Merging in LoRA weights in a diffusion model pipeline: minimal implementation compared to the >300LOC diffusers version. Theirs supports far more options, but for experimenting + debugging a minimal re-implementation was far easier to work with and understand. Once things are working, we can always switch back to the more complicated ‘official’ version.
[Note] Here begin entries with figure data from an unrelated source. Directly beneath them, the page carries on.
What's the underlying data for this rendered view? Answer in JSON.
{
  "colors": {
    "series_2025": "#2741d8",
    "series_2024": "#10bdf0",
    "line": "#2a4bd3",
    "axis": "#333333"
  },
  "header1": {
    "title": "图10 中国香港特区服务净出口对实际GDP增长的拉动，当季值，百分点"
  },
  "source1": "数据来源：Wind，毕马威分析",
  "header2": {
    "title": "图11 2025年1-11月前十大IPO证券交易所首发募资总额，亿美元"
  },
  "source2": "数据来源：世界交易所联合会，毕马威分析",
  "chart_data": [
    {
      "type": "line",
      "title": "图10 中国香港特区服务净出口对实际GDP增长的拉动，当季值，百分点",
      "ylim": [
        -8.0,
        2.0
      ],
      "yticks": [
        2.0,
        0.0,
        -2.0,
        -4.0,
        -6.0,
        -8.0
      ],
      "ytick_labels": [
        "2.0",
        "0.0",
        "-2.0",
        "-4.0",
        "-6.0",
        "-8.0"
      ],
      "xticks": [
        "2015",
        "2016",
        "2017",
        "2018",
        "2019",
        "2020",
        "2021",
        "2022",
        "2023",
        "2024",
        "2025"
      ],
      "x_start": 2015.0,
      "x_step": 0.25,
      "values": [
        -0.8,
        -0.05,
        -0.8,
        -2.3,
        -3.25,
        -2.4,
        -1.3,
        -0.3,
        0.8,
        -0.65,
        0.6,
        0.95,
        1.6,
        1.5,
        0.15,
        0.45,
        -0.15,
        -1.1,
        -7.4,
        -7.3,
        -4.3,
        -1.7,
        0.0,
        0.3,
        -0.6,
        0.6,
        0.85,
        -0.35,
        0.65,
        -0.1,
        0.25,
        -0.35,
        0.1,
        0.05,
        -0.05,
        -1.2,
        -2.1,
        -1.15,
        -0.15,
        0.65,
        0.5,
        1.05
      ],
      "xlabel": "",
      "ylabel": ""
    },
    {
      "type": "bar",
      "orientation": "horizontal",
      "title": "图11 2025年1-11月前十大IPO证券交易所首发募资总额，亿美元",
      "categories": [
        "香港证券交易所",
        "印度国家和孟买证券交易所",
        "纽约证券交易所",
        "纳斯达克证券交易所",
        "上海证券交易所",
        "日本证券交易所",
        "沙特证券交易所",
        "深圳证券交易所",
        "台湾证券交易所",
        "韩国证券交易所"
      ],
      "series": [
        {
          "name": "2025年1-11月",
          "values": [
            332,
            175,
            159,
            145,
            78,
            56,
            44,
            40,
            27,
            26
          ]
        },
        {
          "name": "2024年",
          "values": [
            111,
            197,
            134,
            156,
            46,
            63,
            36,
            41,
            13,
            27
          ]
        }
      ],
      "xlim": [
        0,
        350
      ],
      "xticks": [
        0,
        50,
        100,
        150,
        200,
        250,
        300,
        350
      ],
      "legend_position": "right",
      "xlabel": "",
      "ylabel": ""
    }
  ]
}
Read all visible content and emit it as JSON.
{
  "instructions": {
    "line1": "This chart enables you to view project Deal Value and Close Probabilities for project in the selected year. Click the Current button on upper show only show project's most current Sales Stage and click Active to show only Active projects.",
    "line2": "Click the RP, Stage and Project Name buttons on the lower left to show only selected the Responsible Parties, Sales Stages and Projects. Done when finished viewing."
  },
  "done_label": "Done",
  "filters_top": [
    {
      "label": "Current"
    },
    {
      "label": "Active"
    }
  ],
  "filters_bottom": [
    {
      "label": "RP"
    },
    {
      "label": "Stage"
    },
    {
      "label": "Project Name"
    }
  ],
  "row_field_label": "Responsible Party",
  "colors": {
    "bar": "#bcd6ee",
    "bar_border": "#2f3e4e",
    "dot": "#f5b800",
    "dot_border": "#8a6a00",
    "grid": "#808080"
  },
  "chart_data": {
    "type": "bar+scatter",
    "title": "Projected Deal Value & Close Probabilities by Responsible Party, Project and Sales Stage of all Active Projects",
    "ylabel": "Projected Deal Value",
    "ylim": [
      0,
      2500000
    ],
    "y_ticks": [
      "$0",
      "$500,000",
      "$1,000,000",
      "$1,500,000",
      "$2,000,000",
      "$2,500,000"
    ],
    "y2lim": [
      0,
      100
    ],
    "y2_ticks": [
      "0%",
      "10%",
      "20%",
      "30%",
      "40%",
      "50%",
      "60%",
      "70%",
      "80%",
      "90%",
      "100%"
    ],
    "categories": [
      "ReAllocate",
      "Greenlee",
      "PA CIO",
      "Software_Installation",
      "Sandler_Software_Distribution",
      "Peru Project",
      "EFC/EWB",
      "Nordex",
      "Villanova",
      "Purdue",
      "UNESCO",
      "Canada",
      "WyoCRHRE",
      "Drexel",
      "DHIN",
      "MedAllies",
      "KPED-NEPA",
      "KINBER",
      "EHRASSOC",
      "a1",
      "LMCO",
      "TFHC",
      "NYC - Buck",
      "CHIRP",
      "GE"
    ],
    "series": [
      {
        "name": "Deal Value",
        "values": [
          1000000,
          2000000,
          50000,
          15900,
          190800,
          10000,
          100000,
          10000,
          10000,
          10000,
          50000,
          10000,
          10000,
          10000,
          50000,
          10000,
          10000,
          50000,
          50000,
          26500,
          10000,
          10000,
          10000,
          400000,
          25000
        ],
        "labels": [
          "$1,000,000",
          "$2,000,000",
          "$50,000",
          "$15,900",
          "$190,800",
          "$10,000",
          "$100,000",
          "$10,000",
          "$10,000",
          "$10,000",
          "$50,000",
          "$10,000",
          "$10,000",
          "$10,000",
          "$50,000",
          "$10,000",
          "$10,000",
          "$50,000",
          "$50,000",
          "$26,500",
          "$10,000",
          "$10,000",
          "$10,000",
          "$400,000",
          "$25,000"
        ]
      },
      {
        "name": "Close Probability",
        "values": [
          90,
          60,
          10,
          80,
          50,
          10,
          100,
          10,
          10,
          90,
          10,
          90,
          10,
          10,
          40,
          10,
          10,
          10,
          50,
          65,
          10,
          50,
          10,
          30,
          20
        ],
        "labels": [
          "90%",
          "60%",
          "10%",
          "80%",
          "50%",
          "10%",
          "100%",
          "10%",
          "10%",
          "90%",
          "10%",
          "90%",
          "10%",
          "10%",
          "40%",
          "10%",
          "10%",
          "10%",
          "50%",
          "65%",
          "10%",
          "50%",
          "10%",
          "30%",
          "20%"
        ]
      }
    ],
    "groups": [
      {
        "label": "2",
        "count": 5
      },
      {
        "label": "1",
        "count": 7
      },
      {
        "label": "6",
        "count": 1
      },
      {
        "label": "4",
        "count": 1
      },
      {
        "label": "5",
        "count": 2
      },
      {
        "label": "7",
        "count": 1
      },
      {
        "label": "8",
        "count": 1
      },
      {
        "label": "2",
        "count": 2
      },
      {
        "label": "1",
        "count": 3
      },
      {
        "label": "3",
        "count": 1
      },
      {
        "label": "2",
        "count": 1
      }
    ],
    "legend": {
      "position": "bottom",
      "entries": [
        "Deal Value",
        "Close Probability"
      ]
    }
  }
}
Ideally, start from some minimal example and build up from there. Your final result doesn’t need to be a permanent artefact, but having everything in one place when working on especially thorny problems is extremely useful. This is a skill that is hard to learn from examining others’ code, since we typically only get a look at the final result. Notebooks can be a great way to share the progression as you verify things a few lines at a time before combining them into larger blocks, but even here we usually see just the final (working) version rather than all the intermediate pieces. ## Final Remarks These high-surface-area problems are tough. It’s hard to get into flow when there are so many questions that need answers, and debugging them is often a slog rather than a flash of inspiration. The final results can sometimes feel underwhelming compared to coming up with some flashy new algorithm. And yet by pushing through and persevering you can have a big impact… Hopefully this post has inspired you to do so, and given you a few tips to keep in mind when you do.